A música tem uma longa letra sob uma levada roqueira sessentista que vem narrando a época, que é a minha visão. Em 68 (ano que se passa a música) eu era um guri, tinha nove anos de idade. O quadro não era só de militância política mas de cultura, de rebuliço, Tropicália, gente vendo e fazendo a adolescência acontecer, as minissaias. Mas o que segue este rebuliço foi o AI-5 com torturas, prisões indiscriminadas, violência. A música também fala do contexto do Cone Sul, fala do “Muro de Santiago” onde gente foi encontrada enterrada, cimentados dentro de um muro, inclusive isso aconteceu com a companheira de um amigo meu. Falo também do “Rio da Prata”, da prática de jogar pessoas de helicóptero sob o rio que fica na Argentina. Quando falo que 68 foi barra, foi bala, foi de verdade, duro mesmo. Na Redemocratização essa expressão se tornou uma espécie de chacota, um clichê, uma frase.
68 foi bala
E mais bala foi setenta e um, e dois, e…
Mais bala foi depois
Sempre alguém sumido de casa
Torturado, morto,
Mutilado pelo Estado ao bel-prazer
Boiando no Rio da Prata
Guerrilheiros, jornalistas,
Marinheiros, padres e bebês
Boiando no Rio da Prata
Visto num jazigo vago
Ou num muro de Santiago
Ou jogado numa vala comum
A música tem trechos mais melódicos, mais emotivos, são quase uma mensagem direta ao meu irmão. No final da letra sucintamente eu nomeio certas crônicas do Brasil que mesmo hoje em 2014 continuam, de uma forma ou de outra: “Luxúria, Mentira, Autoridade sem moral”
Mais duro é perceber
Se eu fosse te falar
Do Brasil de agora
Que seria tão igual
Miséria
Doença
Polícia brutal
Luxúria
Mentira
Autoridade sem moral
Viu? Hum, hum
68 foi barra
Como é 2001… e 2014!
Clique aqui para ver a letra na íntegra!
Saiba Mais:
Nos anos 67 e 68, Ico (como o Eurico era conhecido) era estudante e líder da União Gaúcha dos Estudantes Secundaristas. Foi processado pela Lei de Segurança Nacional, tendo então que adotar uma identidade diferente, não mais podendo viver seus próprios anseios e vontades, passou a viver na clandestinidade. Esgotadas as chances da luta democrática, ingressou na ALN – Ação Libertadora Nacional, organização que era liderada por Carlos Marighella, desaparecendo em setembro de 1972. Suzana (companheira e esposa) nunca parou de buscá-lo desde então. Seus restos mortais foram encontrados no Cemitério de Perus, enterrado com nome falso. Foi o primeiro “desaparecido” a ser encontrado, graças ao esforço de Suzana e isto fortaleceu a luta e a busca das famílias pelos corpos de seus entes queridos. Luiz Eurico é hoje nome de rua em várias localidades do Brasil, é também referência de resistência contra a ditadura.
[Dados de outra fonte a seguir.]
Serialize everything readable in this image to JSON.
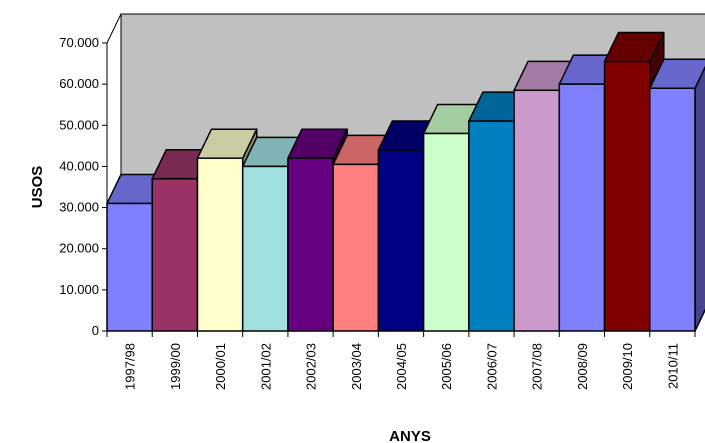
{
  "chart_data": {
    "type": "bar",
    "title": "",
    "xlabel": "ANYS",
    "ylabel": "USOS",
    "categories": [
      "1997/98",
      "1999/00",
      "2000/01",
      "2001/02",
      "2002/03",
      "2003/04",
      "2004/05",
      "2005/06",
      "2006/07",
      "2007/08",
      "2008/09",
      "2009/10",
      "2010/11"
    ],
    "values": [
      31000,
      37000,
      42000,
      40000,
      42000,
      40500,
      44000,
      48000,
      51000,
      58500,
      60000,
      65500,
      59000
    ],
    "ylim": [
      0,
      70000
    ],
    "yticks": [
      0,
      10000,
      20000,
      30000,
      40000,
      50000,
      60000,
      70000
    ],
    "ytick_labels": [
      "0",
      "10.000",
      "20.000",
      "30.000",
      "40.000",
      "50.000",
      "60.000",
      "70.000"
    ],
    "colors": [
      "#8080ff",
      "#993366",
      "#ffffcc",
      "#a0e0e0",
      "#660080",
      "#ff8080",
      "#000080",
      "#ccffcc",
      "#0080c0",
      "#cc99cc",
      "#8080ff",
      "#800000",
      "#8080ff"
    ],
    "grid": false,
    "legend": "none",
    "style": "3d"
  }
}
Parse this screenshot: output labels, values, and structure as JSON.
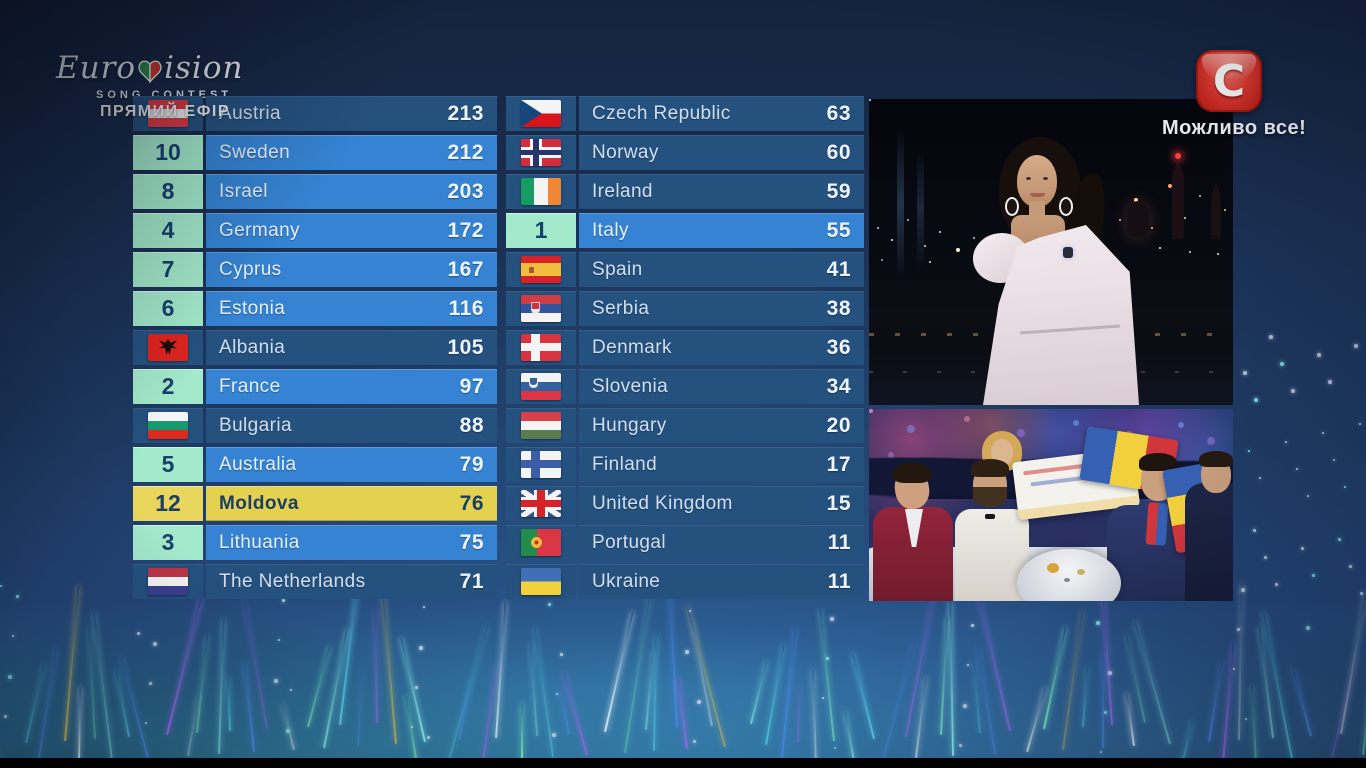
{
  "header": {
    "eurovision": {
      "word_start": "Euro",
      "word_end": "ision",
      "subtitle": "SONG CONTEST"
    },
    "live_label": "ПРЯМИЙ ЕФІР",
    "channel": {
      "logo_letter": "С",
      "tagline": "Можливо все!"
    }
  },
  "scoreboard": {
    "left_column": [
      {
        "country": "Austria",
        "score": "213",
        "flag": "at"
      },
      {
        "country": "Sweden",
        "score": "212",
        "points": "10"
      },
      {
        "country": "Israel",
        "score": "203",
        "points": "8"
      },
      {
        "country": "Germany",
        "score": "172",
        "points": "4"
      },
      {
        "country": "Cyprus",
        "score": "167",
        "points": "7"
      },
      {
        "country": "Estonia",
        "score": "116",
        "points": "6"
      },
      {
        "country": "Albania",
        "score": "105",
        "flag": "al"
      },
      {
        "country": "France",
        "score": "97",
        "points": "2"
      },
      {
        "country": "Bulgaria",
        "score": "88",
        "flag": "bg"
      },
      {
        "country": "Australia",
        "score": "79",
        "points": "5"
      },
      {
        "country": "Moldova",
        "score": "76",
        "points": "12",
        "highlight": "gold"
      },
      {
        "country": "Lithuania",
        "score": "75",
        "points": "3"
      },
      {
        "country": "The Netherlands",
        "score": "71",
        "flag": "nl"
      }
    ],
    "right_column": [
      {
        "country": "Czech Republic",
        "score": "63",
        "flag": "cz"
      },
      {
        "country": "Norway",
        "score": "60",
        "flag": "no"
      },
      {
        "country": "Ireland",
        "score": "59",
        "flag": "ie"
      },
      {
        "country": "Italy",
        "score": "55",
        "points": "1"
      },
      {
        "country": "Spain",
        "score": "41",
        "flag": "es"
      },
      {
        "country": "Serbia",
        "score": "38",
        "flag": "rs"
      },
      {
        "country": "Denmark",
        "score": "36",
        "flag": "dk"
      },
      {
        "country": "Slovenia",
        "score": "34",
        "flag": "si"
      },
      {
        "country": "Hungary",
        "score": "20",
        "flag": "hu"
      },
      {
        "country": "Finland",
        "score": "17",
        "flag": "fi"
      },
      {
        "country": "United Kingdom",
        "score": "15",
        "flag": "gb"
      },
      {
        "country": "Portugal",
        "score": "11",
        "flag": "pt"
      },
      {
        "country": "Ukraine",
        "score": "11",
        "flag": "ua"
      }
    ]
  },
  "colors": {
    "row_dark": "#25517f",
    "row_light": "#3583d2",
    "row_gold": "#e5d150",
    "points_box": "#a3e9cb",
    "points_text": "#17406b",
    "background_navy": "#1a3560",
    "channel_red": "#d42321",
    "heart_left": "#2e8b4a",
    "heart_right": "#d33a2f"
  }
}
Em Dezembro de 2013 presenciamos um ato organizado por diferentes movimentos sociais para realizar o tombamento popular de um antigo centro de tortura usado pelos aparelhos repressivos. Esse antigo prédio do “Dopinha” – nome dado em alusão ao Departamento de Ordem Social e Política (DOPS) – hoje um velho casarão na rua Santo Antônio, nª 600, no bairro Bom Fim em Porto Alegre, foi usado na década de 1960-70 como centro de detenção e tortura clandestino contra perseguidos políticos. Assim que for implantado, o Centro de Memória se chamará Ico Lisboa, recebendo o nome de um opositor do regime militar, e exercerá uma função social voltada à defesa dos direitos humanos e ao resgate da memória da resistência à ditadura.